Avance de Resident Evil 2

Desde su nacimiento, el survival horror ha sido un género estrechamente relacionado con la escasez y la limitación. Con pocas balas en la recámara y la obligación de hacer que cada disparo cuente, hablamos de un tipo de diseño sobrio e inteligente, y de un dibujo de eficiencia casi soviética que hace pasar a sus jugadores por un vía crucis en el que solo sobrevive quien sabe sacar petróleo de sus escasos recursos, pero que a su vez es el primero en aplicarse el cuento: un diseño que sabe convertir las debilidades en fortalezas, y que fundamentaba su interpretación del terror en unos límites impuestos por la propia tecnología.

Esto es especialmente cierto en la saga Resident Evil, una institución construida a golpe de cámaras fijas y puertas abriéndose lentamente que maquillaban los tiempos de carga, pero a la vez dejaban tiempo a esa gota de sudor frío para recorrer toda nuestra espalda.
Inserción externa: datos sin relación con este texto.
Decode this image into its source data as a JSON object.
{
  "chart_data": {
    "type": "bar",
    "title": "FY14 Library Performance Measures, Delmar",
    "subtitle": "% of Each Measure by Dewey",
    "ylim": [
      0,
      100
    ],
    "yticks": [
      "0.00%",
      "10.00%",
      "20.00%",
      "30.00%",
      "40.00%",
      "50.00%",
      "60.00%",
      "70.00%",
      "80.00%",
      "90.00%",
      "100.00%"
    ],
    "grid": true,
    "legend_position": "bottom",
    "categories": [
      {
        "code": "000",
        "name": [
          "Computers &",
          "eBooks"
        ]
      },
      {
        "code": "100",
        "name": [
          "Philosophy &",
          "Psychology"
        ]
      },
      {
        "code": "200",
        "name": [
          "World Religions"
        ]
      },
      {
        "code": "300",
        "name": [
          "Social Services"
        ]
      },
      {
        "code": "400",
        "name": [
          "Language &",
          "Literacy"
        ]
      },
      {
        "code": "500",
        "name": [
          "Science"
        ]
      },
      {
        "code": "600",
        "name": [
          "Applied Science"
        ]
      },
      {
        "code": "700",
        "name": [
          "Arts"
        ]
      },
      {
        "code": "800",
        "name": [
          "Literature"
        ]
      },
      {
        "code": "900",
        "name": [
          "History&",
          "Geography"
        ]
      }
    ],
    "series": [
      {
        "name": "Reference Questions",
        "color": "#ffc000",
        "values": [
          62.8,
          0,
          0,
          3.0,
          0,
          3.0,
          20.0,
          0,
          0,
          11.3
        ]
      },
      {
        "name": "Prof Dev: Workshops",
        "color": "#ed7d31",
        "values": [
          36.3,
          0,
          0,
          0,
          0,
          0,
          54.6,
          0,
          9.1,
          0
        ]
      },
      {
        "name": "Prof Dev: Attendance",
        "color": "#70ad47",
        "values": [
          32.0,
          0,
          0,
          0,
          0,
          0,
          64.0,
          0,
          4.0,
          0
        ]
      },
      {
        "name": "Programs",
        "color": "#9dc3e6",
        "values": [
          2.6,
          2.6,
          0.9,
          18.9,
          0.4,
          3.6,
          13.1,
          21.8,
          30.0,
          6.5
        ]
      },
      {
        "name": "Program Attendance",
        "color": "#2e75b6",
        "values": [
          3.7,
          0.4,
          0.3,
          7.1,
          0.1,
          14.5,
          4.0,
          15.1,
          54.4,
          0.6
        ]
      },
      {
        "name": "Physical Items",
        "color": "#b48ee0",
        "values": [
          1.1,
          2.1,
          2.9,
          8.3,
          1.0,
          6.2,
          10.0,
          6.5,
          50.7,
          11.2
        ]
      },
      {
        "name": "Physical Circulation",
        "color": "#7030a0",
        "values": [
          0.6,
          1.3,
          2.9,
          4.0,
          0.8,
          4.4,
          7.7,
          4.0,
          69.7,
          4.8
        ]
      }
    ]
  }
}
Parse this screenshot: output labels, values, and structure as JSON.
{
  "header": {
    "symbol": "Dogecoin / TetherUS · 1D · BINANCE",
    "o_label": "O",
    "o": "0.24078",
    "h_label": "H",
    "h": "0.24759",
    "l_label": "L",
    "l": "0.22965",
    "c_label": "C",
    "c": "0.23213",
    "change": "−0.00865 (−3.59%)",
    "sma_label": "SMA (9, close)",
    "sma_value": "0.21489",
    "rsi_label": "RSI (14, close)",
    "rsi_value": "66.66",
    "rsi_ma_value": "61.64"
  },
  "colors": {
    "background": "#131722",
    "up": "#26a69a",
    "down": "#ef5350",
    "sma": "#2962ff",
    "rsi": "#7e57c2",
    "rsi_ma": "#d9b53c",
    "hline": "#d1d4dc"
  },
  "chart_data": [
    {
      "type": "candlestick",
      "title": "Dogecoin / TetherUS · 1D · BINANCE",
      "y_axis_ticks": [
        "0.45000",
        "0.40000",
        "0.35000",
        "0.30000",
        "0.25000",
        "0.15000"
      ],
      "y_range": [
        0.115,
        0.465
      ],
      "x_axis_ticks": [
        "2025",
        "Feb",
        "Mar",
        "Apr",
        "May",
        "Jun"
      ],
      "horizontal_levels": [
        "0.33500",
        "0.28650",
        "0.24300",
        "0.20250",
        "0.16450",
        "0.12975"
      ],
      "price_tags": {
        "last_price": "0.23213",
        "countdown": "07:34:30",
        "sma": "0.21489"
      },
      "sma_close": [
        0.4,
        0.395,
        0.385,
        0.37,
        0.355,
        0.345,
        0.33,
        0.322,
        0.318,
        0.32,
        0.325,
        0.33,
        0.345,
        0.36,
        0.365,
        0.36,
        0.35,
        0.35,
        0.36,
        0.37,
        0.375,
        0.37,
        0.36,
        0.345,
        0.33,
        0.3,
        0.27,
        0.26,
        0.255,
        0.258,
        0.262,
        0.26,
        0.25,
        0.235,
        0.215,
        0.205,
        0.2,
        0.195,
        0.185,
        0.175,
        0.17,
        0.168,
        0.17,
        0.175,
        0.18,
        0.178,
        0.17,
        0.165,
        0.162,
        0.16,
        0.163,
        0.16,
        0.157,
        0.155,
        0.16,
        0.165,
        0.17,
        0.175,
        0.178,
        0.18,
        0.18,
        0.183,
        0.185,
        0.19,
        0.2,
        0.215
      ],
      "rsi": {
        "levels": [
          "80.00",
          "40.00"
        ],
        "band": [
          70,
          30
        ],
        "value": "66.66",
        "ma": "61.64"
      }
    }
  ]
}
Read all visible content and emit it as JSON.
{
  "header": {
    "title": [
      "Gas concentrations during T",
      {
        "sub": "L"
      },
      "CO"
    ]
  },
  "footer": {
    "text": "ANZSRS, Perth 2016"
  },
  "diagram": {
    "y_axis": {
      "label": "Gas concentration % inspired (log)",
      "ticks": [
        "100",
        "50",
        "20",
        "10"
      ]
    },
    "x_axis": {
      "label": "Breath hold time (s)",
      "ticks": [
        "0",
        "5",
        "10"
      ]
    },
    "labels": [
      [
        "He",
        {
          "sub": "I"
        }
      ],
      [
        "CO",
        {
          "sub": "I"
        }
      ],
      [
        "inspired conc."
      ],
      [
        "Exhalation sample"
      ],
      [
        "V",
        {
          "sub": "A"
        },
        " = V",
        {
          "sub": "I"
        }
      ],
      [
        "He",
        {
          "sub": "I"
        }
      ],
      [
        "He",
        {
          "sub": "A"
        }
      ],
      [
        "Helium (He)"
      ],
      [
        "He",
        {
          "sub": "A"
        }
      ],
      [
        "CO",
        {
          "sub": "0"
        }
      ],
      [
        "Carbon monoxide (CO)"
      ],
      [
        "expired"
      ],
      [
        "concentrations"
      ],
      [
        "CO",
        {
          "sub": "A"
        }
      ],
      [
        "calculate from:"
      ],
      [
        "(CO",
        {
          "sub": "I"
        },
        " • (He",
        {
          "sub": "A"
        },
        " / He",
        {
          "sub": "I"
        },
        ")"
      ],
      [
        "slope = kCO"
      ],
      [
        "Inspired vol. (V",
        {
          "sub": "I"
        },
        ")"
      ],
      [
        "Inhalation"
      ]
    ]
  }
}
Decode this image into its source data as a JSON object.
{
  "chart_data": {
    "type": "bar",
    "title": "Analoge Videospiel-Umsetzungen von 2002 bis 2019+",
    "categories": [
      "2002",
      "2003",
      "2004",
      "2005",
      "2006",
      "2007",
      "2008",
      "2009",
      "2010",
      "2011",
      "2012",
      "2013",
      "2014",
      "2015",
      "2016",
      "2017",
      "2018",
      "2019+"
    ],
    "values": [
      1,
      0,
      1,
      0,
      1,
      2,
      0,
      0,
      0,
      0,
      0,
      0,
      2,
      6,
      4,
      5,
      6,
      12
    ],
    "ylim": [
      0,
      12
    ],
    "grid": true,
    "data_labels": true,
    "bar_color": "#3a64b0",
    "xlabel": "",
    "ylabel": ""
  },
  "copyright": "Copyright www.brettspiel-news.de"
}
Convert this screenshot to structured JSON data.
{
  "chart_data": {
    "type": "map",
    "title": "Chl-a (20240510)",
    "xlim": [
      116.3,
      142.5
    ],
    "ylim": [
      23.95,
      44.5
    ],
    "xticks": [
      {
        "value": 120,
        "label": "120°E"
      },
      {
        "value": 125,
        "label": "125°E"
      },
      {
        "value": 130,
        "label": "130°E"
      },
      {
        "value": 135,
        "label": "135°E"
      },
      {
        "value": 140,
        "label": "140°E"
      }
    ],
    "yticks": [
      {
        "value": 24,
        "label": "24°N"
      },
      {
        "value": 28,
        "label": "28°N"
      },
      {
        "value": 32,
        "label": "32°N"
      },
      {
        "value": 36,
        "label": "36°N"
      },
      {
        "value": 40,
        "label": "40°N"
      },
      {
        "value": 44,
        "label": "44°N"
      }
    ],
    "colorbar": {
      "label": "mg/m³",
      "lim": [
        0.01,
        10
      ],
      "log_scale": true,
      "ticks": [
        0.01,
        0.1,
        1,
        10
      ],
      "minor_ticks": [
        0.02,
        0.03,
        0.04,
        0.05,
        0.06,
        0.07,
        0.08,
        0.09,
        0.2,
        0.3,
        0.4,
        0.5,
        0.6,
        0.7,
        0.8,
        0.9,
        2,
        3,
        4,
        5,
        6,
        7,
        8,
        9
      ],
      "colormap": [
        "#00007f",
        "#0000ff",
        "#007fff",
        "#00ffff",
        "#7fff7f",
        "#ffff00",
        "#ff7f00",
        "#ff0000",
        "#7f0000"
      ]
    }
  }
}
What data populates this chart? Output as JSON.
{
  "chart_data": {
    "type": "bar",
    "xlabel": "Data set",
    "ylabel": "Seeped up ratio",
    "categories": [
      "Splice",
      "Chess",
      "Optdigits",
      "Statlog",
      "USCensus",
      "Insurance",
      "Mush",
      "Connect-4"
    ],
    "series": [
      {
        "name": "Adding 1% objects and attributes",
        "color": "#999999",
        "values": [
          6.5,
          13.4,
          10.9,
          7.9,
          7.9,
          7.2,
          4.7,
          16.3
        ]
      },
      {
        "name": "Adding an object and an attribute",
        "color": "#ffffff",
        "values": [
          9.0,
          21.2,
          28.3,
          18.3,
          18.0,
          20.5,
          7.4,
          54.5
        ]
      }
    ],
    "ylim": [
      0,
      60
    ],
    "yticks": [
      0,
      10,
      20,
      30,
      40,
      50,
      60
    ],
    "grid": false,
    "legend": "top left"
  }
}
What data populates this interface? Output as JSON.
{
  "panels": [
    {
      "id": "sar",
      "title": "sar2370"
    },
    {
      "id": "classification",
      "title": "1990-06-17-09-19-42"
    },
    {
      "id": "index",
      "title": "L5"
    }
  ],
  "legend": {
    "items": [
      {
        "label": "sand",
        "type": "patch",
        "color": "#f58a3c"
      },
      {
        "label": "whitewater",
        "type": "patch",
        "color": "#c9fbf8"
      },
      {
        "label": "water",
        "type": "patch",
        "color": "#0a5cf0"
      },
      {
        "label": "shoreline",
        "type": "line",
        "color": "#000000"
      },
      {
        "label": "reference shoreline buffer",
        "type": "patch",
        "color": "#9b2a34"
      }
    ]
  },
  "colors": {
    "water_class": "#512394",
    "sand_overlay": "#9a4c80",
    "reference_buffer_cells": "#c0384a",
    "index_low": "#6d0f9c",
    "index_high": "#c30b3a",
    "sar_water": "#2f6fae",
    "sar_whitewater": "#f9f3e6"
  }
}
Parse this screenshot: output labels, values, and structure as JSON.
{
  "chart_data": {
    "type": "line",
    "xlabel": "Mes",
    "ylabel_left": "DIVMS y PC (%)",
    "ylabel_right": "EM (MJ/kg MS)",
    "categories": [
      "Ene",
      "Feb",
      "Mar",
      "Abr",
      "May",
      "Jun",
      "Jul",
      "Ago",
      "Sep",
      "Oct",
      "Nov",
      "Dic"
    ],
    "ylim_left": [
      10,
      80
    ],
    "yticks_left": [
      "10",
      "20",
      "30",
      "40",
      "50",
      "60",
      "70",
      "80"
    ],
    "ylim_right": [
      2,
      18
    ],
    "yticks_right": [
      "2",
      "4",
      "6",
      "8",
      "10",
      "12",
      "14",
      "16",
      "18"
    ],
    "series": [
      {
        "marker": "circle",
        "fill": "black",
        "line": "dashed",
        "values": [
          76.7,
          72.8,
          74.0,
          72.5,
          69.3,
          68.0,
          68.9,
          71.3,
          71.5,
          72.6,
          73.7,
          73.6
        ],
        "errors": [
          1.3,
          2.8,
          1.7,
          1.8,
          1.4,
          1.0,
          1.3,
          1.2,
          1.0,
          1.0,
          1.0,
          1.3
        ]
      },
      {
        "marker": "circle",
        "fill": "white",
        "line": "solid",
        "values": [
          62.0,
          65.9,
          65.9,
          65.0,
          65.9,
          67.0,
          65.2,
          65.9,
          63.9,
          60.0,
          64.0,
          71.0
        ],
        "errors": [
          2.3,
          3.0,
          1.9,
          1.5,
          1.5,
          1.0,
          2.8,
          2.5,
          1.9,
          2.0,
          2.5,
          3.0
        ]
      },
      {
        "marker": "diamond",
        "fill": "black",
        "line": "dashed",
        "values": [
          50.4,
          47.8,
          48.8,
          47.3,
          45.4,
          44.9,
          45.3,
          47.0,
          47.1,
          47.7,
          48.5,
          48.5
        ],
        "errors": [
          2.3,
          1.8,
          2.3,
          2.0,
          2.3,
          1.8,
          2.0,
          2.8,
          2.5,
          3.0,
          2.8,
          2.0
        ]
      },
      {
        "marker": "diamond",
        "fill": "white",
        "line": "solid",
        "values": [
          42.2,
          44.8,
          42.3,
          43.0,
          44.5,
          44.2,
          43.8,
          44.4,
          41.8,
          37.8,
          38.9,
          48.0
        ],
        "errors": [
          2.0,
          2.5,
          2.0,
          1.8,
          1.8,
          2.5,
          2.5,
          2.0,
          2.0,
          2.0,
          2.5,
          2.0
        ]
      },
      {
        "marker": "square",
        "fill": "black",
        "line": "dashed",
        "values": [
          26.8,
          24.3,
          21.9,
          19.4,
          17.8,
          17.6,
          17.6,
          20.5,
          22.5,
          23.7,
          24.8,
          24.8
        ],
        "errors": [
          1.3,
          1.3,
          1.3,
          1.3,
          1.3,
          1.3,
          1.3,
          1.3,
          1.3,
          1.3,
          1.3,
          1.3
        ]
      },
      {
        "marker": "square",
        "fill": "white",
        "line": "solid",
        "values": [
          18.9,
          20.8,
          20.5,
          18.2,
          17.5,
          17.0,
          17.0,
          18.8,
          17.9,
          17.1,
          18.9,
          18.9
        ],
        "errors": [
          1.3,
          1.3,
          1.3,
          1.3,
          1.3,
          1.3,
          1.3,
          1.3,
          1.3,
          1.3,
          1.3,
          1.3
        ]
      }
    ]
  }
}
Antes de convertirse en una sucesión de cintas de acción de saldo y antes de la redención que supuso la séptima entrega, Resident Evil daba miedo porque trabajaba la incertidumbre y la indefensión, el ángulo muerto y la angustia de decidir si recular un par de pasos más o seguir disparando, y sobre todo porque lo hacía convirtiendo cada negativa que arrojaban las tempranas tres dimensiones en una seña de identidad. Por eso este remake es una patata caliente considerable: porque los tiempos han cambiado, porque las limitaciones ya no pueden justificarse, y porque para dar sentido a un trabajo así toca arreglar unos cuantos problemas que quizá no lo eran en absoluto.

Es un examen complicado, y por eso me alegra poder decir que este primer contacto resulta prometedor. La primera señal de que las cosas funcionan la da el entorno elegido para la demo, y la seguridad de una Capcom que no se arruga y decide saltar al escenario veinte años después y arrancarse con los acordes de su éxito más recordado, una comisaría de Racoon City que golpea justo en el centro de la patata pero también supone una oportunidad perfecta para decepcionar. No lo hace: su diseño sigue siendo ejemplar, su arquitectura continúa manejando los tiempos con maestría y todo resulta lo suficientemente familiar como para que podamos detenernos a apreciar los detalles.